I have to fix some details, but I think it will debut in the next Spin Tools release.
looks good
Will need to look into making my code compile with spintools or getting it added to flexspin...
How about adding a marker to make the name explicit? Something like:
That way there's no ambiguity.
Probably a good idea. The double colon seems a bit out of place, not a token that exists anywhere else.
Maybe
PASM lines have a well defined format:
[label] [condition] instruction [paramters] [effect]
A smple check for condition and instruction will solve the backward compatibility.
The only ambiguity is when there is only a label
DAT label
How many are using that ? I hope nobody...
But why should we just "hope"? This is a new feature, so there's no reason not to introduce some kind of unique syntax marker to make sure conflict is impossible. This should also make it easier for tools like VS Code to parse.
I suggested
DAT::name
in analogy to C's namespaces. Ada preferredDAT (name)
. We could also doDAT #name
orDAT ^name
or any single character, really.PNut uses the keyword gating to enable new keywords, you can do the same to enable DAT names and ensure 100% compatibility.
It's not only the compatibility that I'm trying to improve, but also the ease of parsing. Spin2 already has all kinds of exceptions and ambiguities that a parser has to work around. I'd rather not add more. Putting in a marker of some kind removes the ambiguity completely. What is your objection to this? I realize you've probably already implemented it without the marker, and you'd rather not do more work, but my preference is to get things right before making it a cross-compiler standard.
You could always leave the markerless version in Spin Tools IDE as an extension, if you'd like (with the tiny risk of backwards incompatibility).
Ultimately I guess it will be up to @cgracey and @"Stephen Moraco" how and whether to put this in the "official" compiler, so I'd be interested in their thoughts.
Honestly I don't understand what difficults are to parse a label... I mean, I guess you already parse the DAT line for instructions, so get the next token, if it is a label (not a condition nor an instruction) it may be a label or the namespace, get the next token, if a condition or an instruction then proceed to parameters and effects (not a namespace), otherwise it is the namespace (and throw an error if there are more keywords). Needed only for the DAT line itself.
I've found more difficulties to implement the compiler part.
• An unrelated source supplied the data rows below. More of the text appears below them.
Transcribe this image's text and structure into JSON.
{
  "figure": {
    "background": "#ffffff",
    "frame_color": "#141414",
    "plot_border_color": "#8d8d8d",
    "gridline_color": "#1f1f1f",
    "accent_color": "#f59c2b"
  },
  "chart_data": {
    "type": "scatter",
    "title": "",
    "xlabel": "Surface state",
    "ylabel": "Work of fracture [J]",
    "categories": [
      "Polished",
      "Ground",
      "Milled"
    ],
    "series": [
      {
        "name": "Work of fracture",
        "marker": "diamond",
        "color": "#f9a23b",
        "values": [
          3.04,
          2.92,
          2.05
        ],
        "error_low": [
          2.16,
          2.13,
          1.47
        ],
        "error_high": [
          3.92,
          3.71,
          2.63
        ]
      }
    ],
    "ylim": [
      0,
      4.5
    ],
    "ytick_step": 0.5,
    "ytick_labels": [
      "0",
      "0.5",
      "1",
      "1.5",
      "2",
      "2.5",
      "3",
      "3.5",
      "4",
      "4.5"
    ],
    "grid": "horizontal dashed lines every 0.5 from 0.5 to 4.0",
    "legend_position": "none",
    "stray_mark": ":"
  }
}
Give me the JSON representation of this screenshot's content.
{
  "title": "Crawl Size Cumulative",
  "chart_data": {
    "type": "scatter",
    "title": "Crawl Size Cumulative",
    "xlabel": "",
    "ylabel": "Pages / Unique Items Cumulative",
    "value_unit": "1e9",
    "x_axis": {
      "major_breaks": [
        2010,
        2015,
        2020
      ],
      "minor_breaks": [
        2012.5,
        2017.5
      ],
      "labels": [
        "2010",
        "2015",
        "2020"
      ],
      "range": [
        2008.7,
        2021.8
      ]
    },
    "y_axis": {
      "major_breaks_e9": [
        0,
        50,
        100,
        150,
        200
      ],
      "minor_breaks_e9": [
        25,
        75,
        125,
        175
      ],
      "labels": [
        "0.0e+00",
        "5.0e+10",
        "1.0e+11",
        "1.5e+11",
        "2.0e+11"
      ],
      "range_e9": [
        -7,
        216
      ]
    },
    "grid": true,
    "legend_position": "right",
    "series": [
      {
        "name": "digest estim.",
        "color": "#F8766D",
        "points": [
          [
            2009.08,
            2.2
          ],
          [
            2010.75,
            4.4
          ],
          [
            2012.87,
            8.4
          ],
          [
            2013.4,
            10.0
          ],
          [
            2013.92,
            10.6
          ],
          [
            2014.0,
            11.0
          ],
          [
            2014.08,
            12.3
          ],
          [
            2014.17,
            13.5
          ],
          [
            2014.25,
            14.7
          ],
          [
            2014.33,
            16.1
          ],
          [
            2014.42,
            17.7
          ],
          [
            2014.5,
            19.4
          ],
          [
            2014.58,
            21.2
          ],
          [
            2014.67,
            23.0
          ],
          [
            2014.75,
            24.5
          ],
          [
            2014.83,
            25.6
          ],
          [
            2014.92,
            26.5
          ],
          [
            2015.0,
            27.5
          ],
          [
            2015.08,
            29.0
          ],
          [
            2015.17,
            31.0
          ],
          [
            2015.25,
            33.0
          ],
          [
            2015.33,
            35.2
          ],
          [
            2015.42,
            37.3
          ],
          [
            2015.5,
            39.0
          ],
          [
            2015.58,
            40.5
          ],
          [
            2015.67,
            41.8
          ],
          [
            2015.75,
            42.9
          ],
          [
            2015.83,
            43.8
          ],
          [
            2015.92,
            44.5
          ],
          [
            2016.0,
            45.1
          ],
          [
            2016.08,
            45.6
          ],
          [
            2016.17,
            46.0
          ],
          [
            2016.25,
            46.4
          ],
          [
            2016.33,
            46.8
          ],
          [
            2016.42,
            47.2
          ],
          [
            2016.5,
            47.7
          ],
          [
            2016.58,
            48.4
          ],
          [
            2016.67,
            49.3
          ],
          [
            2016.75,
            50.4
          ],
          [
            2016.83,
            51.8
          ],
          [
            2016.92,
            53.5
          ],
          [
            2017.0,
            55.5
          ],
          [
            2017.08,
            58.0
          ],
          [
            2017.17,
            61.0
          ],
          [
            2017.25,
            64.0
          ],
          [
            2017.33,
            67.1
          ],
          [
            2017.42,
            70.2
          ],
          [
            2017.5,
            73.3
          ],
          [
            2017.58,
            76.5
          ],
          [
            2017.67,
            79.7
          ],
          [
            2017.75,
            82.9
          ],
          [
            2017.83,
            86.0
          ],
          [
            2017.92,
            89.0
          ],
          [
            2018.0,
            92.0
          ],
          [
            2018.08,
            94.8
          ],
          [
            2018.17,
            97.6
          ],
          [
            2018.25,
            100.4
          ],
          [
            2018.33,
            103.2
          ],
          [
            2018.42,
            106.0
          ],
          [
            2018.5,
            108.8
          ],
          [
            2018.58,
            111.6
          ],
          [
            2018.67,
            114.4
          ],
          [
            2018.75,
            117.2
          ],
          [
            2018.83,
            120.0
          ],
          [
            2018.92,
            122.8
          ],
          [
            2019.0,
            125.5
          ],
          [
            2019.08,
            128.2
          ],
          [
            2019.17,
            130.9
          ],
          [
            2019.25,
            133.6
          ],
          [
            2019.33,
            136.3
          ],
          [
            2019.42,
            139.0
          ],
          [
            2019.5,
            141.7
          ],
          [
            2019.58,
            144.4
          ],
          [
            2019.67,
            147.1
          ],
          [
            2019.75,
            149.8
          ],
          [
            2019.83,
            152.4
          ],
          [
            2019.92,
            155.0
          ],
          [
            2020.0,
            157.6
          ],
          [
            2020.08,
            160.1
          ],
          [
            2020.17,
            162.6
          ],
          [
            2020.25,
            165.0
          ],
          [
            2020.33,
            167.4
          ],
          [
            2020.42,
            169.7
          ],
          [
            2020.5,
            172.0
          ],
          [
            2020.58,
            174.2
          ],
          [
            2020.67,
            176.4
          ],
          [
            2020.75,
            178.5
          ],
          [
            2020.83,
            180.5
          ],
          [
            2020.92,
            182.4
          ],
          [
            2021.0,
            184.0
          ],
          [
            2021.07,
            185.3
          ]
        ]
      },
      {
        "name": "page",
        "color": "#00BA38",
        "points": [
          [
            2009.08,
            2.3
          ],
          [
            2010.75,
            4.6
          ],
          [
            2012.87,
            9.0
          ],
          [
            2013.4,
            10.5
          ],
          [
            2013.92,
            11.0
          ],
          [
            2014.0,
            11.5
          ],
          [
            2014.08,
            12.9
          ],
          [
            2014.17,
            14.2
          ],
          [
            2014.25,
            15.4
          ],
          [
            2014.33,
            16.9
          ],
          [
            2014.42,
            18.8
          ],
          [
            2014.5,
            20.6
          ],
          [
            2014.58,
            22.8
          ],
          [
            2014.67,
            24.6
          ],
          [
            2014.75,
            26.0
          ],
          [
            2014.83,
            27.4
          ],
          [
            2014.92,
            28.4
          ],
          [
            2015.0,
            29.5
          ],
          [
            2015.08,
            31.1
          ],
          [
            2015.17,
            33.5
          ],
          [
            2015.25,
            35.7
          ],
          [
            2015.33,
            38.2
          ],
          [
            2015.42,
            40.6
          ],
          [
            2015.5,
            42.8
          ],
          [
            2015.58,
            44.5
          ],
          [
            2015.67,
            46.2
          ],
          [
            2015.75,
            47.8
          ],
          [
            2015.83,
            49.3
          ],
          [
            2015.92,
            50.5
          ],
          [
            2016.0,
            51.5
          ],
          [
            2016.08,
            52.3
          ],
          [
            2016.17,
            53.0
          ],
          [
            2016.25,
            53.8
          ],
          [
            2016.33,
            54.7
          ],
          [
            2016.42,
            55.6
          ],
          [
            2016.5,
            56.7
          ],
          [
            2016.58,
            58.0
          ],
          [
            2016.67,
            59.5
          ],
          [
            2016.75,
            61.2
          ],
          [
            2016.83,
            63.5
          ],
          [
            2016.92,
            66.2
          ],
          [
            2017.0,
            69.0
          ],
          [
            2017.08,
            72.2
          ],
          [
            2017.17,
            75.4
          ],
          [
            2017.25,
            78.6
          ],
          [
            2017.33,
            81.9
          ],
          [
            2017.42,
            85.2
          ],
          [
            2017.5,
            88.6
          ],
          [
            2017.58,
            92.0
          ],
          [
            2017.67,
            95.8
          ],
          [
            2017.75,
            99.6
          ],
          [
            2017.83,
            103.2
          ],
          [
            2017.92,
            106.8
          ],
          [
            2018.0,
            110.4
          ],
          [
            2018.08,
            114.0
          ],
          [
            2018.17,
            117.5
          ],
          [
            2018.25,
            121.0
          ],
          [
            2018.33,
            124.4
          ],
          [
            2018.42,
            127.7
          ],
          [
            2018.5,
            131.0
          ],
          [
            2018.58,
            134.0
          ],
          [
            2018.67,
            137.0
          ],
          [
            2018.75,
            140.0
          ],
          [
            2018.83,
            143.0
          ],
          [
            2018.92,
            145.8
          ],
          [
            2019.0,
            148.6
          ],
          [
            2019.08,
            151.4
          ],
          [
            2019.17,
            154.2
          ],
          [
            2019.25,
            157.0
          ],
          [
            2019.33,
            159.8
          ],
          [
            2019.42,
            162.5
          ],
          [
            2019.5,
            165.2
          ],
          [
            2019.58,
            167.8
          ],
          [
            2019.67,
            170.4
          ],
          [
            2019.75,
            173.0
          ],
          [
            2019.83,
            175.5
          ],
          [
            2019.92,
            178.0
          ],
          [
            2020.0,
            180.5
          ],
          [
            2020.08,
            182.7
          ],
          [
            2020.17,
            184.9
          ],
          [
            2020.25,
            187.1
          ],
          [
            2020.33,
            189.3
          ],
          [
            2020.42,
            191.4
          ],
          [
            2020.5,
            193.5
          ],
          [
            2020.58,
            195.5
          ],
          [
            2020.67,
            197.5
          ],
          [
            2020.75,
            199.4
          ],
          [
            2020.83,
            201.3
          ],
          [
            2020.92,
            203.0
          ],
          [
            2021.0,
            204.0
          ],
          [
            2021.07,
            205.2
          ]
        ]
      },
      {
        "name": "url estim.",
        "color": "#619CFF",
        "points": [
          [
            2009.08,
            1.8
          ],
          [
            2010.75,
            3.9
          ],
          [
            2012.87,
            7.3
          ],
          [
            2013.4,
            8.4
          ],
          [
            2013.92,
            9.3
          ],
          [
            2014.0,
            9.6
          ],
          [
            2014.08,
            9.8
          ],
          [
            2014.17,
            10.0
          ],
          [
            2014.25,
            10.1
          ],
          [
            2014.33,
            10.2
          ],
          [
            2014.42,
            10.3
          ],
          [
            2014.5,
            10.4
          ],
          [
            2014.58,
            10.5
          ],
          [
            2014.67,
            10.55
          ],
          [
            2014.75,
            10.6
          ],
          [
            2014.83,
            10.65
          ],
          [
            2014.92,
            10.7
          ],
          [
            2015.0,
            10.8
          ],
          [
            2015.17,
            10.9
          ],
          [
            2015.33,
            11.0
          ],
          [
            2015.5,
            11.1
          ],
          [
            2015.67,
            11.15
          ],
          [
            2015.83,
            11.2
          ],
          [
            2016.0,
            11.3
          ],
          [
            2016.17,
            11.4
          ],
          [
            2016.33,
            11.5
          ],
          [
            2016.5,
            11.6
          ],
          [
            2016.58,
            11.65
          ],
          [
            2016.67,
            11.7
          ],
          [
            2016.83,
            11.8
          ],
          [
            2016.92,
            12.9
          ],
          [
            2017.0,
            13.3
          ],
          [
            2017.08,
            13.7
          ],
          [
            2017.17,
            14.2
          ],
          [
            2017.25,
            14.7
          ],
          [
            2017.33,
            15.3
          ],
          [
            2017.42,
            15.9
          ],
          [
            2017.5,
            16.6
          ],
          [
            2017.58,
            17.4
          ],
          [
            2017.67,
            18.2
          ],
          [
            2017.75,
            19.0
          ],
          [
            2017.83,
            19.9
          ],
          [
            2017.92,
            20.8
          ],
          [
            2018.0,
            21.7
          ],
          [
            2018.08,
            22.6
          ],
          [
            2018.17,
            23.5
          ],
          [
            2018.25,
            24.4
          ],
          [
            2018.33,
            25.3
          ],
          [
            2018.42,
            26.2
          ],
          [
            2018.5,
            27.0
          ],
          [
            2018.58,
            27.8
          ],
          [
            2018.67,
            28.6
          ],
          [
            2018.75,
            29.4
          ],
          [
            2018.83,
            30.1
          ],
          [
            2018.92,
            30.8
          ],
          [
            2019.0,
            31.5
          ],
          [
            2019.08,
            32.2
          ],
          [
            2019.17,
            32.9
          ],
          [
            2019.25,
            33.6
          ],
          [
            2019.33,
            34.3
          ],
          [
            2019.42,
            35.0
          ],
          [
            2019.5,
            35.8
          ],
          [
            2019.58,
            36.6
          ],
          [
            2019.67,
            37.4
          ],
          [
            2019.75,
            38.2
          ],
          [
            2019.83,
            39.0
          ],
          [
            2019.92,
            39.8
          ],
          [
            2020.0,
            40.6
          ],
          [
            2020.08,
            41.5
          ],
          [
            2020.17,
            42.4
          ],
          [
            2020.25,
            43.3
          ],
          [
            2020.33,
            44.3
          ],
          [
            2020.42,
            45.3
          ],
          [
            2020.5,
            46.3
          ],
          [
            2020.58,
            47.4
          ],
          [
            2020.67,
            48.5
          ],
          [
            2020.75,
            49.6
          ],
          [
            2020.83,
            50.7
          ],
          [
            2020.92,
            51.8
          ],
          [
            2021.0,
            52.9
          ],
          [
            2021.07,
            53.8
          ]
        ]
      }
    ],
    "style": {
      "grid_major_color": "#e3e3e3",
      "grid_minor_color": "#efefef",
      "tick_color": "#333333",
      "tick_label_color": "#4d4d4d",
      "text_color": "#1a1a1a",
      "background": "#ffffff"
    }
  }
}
Having already implemented it is a reason, but to me, the DAT name is simple and clean, with 99.9% backward compatibility without the need for keyword gating, has some consistency with PUB/PRI methods (not that really matters). I don't like at all prefixes or other cumbersome specifiers that then are not consistent with each other.
I would like to implements PASM-only objects for this, however it is more diffcult than expected (well, some aspects of it, for example taking the address of a label, because child objects are compiled after the main object, at least in my compiler).
If you want easy parsing, we may simply add a new PASM keyword/directive, something like
name
ornamesp
(a short name for consistent formatting) to define the namespace.